SHAKIRA TODD: We have little dingo reserves around Australia to conserve areas which are threatened, would definitely be viable options in the future. And it's really what we hope that this pilot study will be able to try and get that idea out there as an alternative to trying to eradicate pests by baiting and other methods.

TOM NIGHTINGALE: She says it's supported by local landholders, and a fence two metres tall will prevent the two dingoes escaping.

SHAKIRA TODD: Inside that 10 hectare fence area will be another enclosure so where they'll be housed the majority of the time.

And then they'll be let out to exercise in that 10 hectare area, so that 10 hectare area perimeter will be spread with three metre high fences with dig proof skirting which will be pinned to the ground and of course prevention to stop the dingoes from jumping over the fence.

And they'll be monitored daily, that fence line will be checked by volunteers to ensure there hasn't been any breaches to the perimeter, so to definitely minimise any dingo escapes so there will be no threat to neighbouring livestock.

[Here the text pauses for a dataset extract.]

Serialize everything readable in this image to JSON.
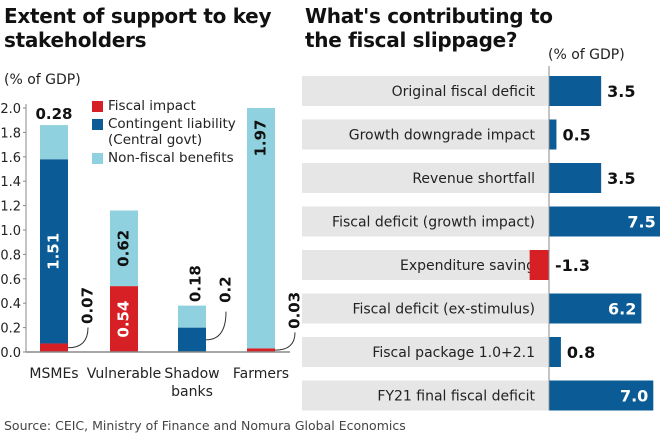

TOM NIGHTINGALE: Australia's farmers have long been against dingoes because they prey on livestock.

Gerald Leach from the Victorian Farmers Federation is sceptical about the project.

GERALD LEACH: The important thing Tom is that we must ask the question, what is the objective of this project? If the objective is to demonstrate that the dingoes will control the foxes and other predators, such as wild cats, is it really going to be able to be extrapolated onto a much broader scale?

That's why we're sceptical, because we don't think that a very small scale project like this will necessarily prove anything.

TOM NIGHTINGALE: What would prove it?

GERALD LEACH: Quite frankly I can't see how it can possibly work on a large scale, because once you get onto a large scale, I'm talking about where you have dingoes having open access to domestic livestock, then obviously the domestic livestock are natural prey for the dingo.

TOM NIGHTINGALE: The dingoes are expected to be introduced within a month or two.

ELEANOR HALL: Tom Nightingale with our report.